Fresh or SuperFrozenWhy or When to consider SuperFrozen?


Fresh tuna is a wonderful product – versatile and satisfying to work with – such as tuna from a day-boat. If it were regularly available, then there would be less reason to consider SuperFrozen.


Fresh tuna quality is not perfect every day. Chefs must rely on their distributor…who must rely on his importer for the quality of product received. It depends on the catch and who gets allocation of the best. This is never so with SuperFrozen…inventory is consistently top quality because of long buying.


Fresh tuna is hard to get in February and March and prices rise. SuperFrozen inventories are maintained 365 days per year. There are no ups or downs to worry about.


Fresh whole tuna, quarters or loins come skin on and blood meat in so it must be trimmed and cut to size. This involves labor, trimming loss, and waste of up to 30%. Fresh tuna must also be used within the week or further loss is possible. For smaller restaurants, whole loins may be too much inventory. SuperFrozen ships loins are already cut to your requirements saving time and labor. The product is ready to revive, prepare and serve. There is zero waste…no trimming or loss of any kind. Defrost just as much as needed and no more.

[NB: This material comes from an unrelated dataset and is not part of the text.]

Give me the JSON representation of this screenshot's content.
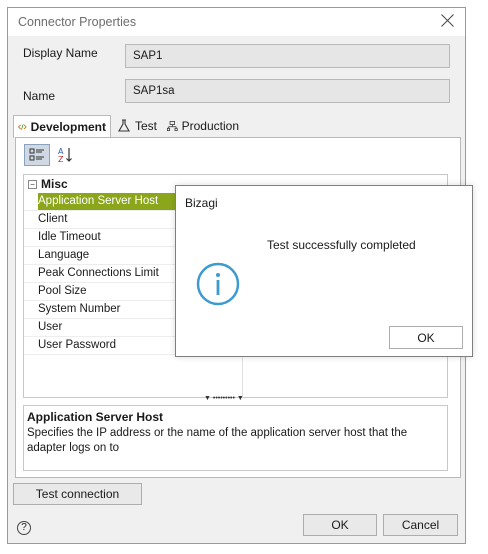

The purpose of CO treating tuna is to give lower quality product the appearance of freshness. However, an unnatural, watermelon-red, color is the result. In fact, despite the color, CO treated tuna continues to deteriorate all the time. Chefs commonly say it has no taste or flavor. The purpose of Superfreezing is to preserve freshness of tuna. It is an expensive process and there is no reason to do it other than preservation. NO additives, preservatives, or smoke of any kind are ever used.


Tuna is a member of the scombridae family – creating histamines above 38ºF. Scombroid poisoning cannot be detected by appearance or taste. Freezing, cooking, smoking, curing, or canning, does not destroy the potential toxins. Prevention through proper handling and temperature control is vital. Distance – Fresh tuna may travel from SE Asia or South America – there is no way to confirm proper handling throughout the journey. Handling & Processing – There is so much handling of fresh tuna from catch to kitchen. It not only increases the risk of ‘danger zone’ time, but also of contamination from handling. SuperFrozen avoids all these risks as it is SuperFrozen on board vessel, and processed whilst SuperFrozen and delivered to you SuperFrozen. There are no ‘danger zone’ times ever. . .and the minimum amount of handling combined with extreme temperature eliminates the probability of introduction of other contaminants. For safety & sanitation, SuperFrozen when compared with fresh tuna is the winner.


SuperFrozen is traceable from catch to kitchen.


When you want that perfect tuna for raw or seared preparations – where absolute freshness gives your dish that extra touch, then SuperFrozen is your best option. Even the freshest tuna can not be hours old at your kitchen.


Fresh tuna can be 3 weeks plus from date of catch. The tuna are stored in slush tanks for the duration of the trip. SuperFrozen product revives to a perfect state of just hours old – evidenced by the portions exhibiting signs of rigor mortis. This you must confirm for yourself and we would be delighted for the opportunity to do so. >>>  Contact us for a demonstration


Fresh Tuna has no pricing stability – it fluctuates weekly depending on season, catch and demand. SuperFrozen has a number of pricing advantages: Cost effective – especially when every ounce you receive is usable – no waste at all. Price Stability – we can provide pricing contracts for long periods of time. Fresh tuna can fluctuate as much as 30-75% especially February through March.